Disclosed are methods and compositions that can be used for, can be used in conjunction with, can be used in preparation for, or are products of the disclosed methods and compositions. These and other materials are disclosed herein, and it is understood that combinations, subsets, interactions, groups, etc. of these methods and compositions are disclosed. That is, while specific reference to each various individual and collective combinations and permutations of these compositions and methods may not be explicitly disclosed, each is specifically contemplated and described herein. For example, if a particular composition of matter or a particular method is disclosed and discussed and a number of compositions or methods are discussed, each and every combination and permutation of the compositions and the methods are specifically contemplated unless specifically indicated to the contrary. Likewise, any subset or combination of these is also specifically contemplated and disclosed.

Claims

1. An ATP-detecting fluorescence-based sensor having at least 95% sequence identity to an amino acid sequence selected from SEQ ID NOs: 1, 3, 5, 7, 9, 11, and 13.

2. The ATP-detecting fluorescence-based sensor of claim 1, having at least 96% sequence identity to an amino acid sequence selected from SEQ ID NOs: 1, 3, 5, 7, 9, 11, and 13.

3. The ATP-detecting fluorescence-based sensor of claim 1, having at least 97% sequence identity to an amino acid sequence selected from SEQ ID NOs: 1, 3, 5, 7, 9, 11, and 13.

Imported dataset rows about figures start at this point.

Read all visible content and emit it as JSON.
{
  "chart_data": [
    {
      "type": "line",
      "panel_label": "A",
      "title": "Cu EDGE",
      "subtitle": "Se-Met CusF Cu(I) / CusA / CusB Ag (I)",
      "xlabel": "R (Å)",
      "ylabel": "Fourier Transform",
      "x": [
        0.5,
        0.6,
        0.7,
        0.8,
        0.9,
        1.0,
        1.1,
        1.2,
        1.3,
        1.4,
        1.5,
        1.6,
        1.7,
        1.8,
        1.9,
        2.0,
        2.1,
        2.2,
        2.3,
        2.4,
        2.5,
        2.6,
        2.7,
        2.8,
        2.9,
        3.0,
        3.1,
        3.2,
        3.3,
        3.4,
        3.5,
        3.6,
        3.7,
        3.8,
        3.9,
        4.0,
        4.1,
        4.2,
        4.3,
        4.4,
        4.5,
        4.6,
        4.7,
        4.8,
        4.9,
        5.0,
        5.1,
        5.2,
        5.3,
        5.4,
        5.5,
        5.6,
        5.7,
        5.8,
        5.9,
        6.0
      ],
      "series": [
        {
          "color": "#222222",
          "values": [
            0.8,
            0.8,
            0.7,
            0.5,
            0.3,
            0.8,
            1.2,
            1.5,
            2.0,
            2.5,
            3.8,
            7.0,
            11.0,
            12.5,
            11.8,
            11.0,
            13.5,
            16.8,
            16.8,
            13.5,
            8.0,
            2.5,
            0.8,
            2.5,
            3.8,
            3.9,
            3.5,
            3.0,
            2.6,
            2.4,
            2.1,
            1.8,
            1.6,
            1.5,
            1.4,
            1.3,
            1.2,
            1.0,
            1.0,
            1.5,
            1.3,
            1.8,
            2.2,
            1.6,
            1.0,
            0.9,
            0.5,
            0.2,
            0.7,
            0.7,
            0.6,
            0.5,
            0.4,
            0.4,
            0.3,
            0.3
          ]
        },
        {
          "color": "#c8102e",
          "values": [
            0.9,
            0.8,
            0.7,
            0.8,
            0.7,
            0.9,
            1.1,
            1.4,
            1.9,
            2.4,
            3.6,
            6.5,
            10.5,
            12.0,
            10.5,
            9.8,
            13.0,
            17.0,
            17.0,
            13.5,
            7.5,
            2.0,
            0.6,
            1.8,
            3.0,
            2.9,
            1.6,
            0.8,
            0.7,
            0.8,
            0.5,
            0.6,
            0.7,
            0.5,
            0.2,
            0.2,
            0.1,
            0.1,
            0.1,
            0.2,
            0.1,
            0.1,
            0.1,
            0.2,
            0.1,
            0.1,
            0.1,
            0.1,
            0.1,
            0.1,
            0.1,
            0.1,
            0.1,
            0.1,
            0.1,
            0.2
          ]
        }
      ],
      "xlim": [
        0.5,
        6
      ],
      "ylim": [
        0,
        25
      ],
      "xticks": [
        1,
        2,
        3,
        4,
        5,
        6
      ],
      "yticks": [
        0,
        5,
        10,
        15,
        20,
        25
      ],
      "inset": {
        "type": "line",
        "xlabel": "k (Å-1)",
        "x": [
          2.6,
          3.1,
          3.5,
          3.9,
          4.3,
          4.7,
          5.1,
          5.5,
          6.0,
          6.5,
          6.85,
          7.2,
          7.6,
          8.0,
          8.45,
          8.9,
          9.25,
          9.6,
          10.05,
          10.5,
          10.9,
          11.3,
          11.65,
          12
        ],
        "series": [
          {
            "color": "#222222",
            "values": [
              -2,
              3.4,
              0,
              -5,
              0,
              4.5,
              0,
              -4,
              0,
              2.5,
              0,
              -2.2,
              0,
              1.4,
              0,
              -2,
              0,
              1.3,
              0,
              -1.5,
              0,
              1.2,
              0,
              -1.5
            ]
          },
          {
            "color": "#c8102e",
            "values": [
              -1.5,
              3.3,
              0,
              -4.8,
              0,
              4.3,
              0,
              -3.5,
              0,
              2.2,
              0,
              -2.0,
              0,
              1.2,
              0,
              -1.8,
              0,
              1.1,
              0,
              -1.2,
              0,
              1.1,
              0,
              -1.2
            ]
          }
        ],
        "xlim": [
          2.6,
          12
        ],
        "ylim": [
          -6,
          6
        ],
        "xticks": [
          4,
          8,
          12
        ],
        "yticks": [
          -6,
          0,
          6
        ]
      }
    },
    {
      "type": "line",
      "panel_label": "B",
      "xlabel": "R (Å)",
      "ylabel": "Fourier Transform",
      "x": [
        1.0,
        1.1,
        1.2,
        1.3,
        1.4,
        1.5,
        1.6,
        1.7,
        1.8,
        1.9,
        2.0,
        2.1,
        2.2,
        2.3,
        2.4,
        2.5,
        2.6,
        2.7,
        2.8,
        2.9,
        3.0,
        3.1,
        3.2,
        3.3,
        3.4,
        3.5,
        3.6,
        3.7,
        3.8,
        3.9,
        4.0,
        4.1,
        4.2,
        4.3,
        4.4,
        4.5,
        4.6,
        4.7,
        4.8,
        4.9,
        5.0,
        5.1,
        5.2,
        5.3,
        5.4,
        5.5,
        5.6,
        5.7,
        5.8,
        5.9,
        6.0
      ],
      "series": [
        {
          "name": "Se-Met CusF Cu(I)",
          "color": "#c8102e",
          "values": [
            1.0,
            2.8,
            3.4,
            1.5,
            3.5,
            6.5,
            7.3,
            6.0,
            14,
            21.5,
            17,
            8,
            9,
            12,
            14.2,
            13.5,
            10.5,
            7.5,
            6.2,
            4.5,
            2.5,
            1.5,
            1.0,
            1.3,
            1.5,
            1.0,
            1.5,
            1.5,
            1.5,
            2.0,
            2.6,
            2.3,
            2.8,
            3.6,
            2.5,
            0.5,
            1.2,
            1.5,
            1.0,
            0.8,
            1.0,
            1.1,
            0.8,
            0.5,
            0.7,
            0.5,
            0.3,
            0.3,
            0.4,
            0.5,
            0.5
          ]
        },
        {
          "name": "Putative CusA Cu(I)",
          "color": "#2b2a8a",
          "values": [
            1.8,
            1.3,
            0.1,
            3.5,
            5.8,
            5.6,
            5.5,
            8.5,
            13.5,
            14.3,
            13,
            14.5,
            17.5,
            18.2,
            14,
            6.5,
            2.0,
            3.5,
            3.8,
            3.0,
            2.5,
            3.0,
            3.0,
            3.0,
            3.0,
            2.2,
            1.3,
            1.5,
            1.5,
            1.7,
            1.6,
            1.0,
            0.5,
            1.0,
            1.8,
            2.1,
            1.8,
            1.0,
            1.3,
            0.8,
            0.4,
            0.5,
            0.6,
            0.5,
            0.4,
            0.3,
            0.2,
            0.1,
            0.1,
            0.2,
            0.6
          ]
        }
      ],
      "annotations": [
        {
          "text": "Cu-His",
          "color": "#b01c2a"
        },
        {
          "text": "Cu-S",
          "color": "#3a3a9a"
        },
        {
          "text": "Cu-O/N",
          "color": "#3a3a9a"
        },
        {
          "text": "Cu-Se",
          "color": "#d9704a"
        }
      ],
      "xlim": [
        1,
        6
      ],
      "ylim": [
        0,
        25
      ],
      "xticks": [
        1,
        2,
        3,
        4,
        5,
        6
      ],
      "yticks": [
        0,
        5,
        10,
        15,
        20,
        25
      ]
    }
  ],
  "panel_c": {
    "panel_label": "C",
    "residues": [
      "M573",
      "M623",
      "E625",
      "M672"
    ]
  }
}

4. The ATP-detecting fluorescence-based sensor of claim 1, having at least 98% sequence identity to an amino acid sequence selected from SEQ ID NOs: 1, 3, 5, 7, 9, 11, and 13.

5. The ATP-detecting fluorescence-based sensor of claim 1, having at least 99% sequence identity to an amino acid sequence selected from SEQ ID NOs: 1, 3, 5, 7, 9, 11, and 13.

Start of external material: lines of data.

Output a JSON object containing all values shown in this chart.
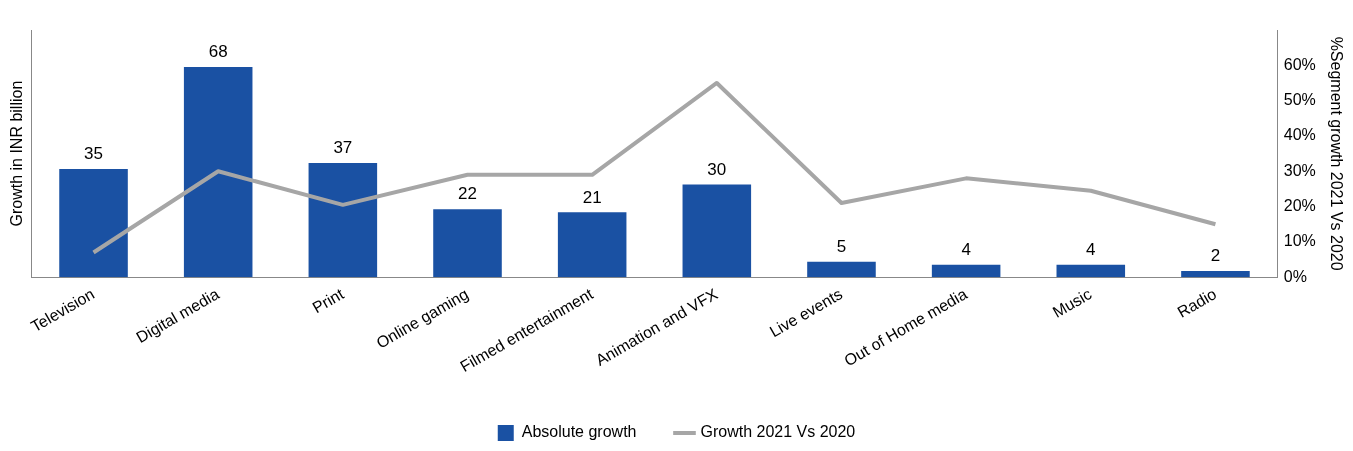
{
  "chart_data": {
    "type": "bar",
    "ylabel": "Growth in INR billion",
    "y2label": "%Segment growth 2021 Vs 2020",
    "categories": [
      "Television",
      "Digital media",
      "Print",
      "Online gaming",
      "Filmed entertainment",
      "Animation and VFX",
      "Live events",
      "Out of Home media",
      "Music",
      "Radio"
    ],
    "series": [
      {
        "name": "Absolute growth",
        "color": "#1a51a3",
        "values": [
          35,
          68,
          37,
          22,
          21,
          30,
          5,
          4,
          4,
          2
        ],
        "value_labels": [
          "35",
          "68",
          "37",
          "22",
          "21",
          "30",
          "5",
          "4",
          "4",
          "2"
        ]
      },
      {
        "name": "Growth 2021 Vs 2020",
        "type": "line",
        "axis": "y2",
        "color": "#a6a6a6",
        "marker": "none",
        "values": [
          7,
          30,
          20.5,
          29,
          29,
          55,
          21,
          28,
          24.5,
          15
        ]
      }
    ],
    "y2lim": [
      0,
      70
    ],
    "y2ticks": [
      {
        "value": 0,
        "label": "0%"
      },
      {
        "value": 10,
        "label": "10%"
      },
      {
        "value": 20,
        "label": "20%"
      },
      {
        "value": 30,
        "label": "30%"
      },
      {
        "value": 40,
        "label": "40%"
      },
      {
        "value": 50,
        "label": "50%"
      },
      {
        "value": 60,
        "label": "60%"
      }
    ],
    "grid": false,
    "legend": "bottom"
  }
}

6. The ATP-detecting fluorescence-based sensor of claim 1, having 100% sequence identity to an amino acid sequence selected from SEQ ID NOs: 1, 3, 5, 7, 9, 11, and 13.

7. An ATP-detecting fluorescence-based sensor having at least 95% sequence identity to the amino acid sequence shown in SEQ ID NO: 13 and including at least A95K and S29W substitutions.

8. An ATP-detecting fluorescence-based sensor having at least 95% sequence identity to the amino acid sequence shown in SEQ ID NO:13 and including at least an A95K substitution.

9. An ATP-detecting fluorescence-based sensor having at least 95% sequence identity to the amino acid sequence shown in SEQ ID NO: 13 and including at least A95A and A119L substitutions.

10. A nucleic acid encoding the ATP-detecting fluorescence-based sensor of claim 1.

11. The nucleic acid of claim 10, wherein the nucleic acid comprises at least 95% sequence identity to a nucleic acid sequence selected from SEQ ID NOs: 2, 4, 6, 8, 10, 12 and 14.

12. A vector comprising the nucleic acid of claim 10.

13. A cell comprising the vector of claim 12.

14. A method of determining the amount of ATP in a cell, comprising: providing a cell comprising the ATP-detecting fluorescence-based sensor of claim 1, anddetermining the amount of fluorescence emitted from the sensor.

15. The method of claim 14, further comprising exposing the cell to ATP or a source thereof.

16. The method of claim 14, wherein the cell is in vitro.

17. The method of claim 14, wherein the cell is in vivo.

18. An article of manufacture, comprising the ATP-detecting fluorescence-based sensor of claim 1.

19. The article of manufacture of claim 18, further comprising ATP.

20. The article of manufacture of claim 18, further comprising an ATP inhibitor.

21. The article of manufacture of claim 18, further comprising instructions for using the ATP-detecting fluorescence-based sensor.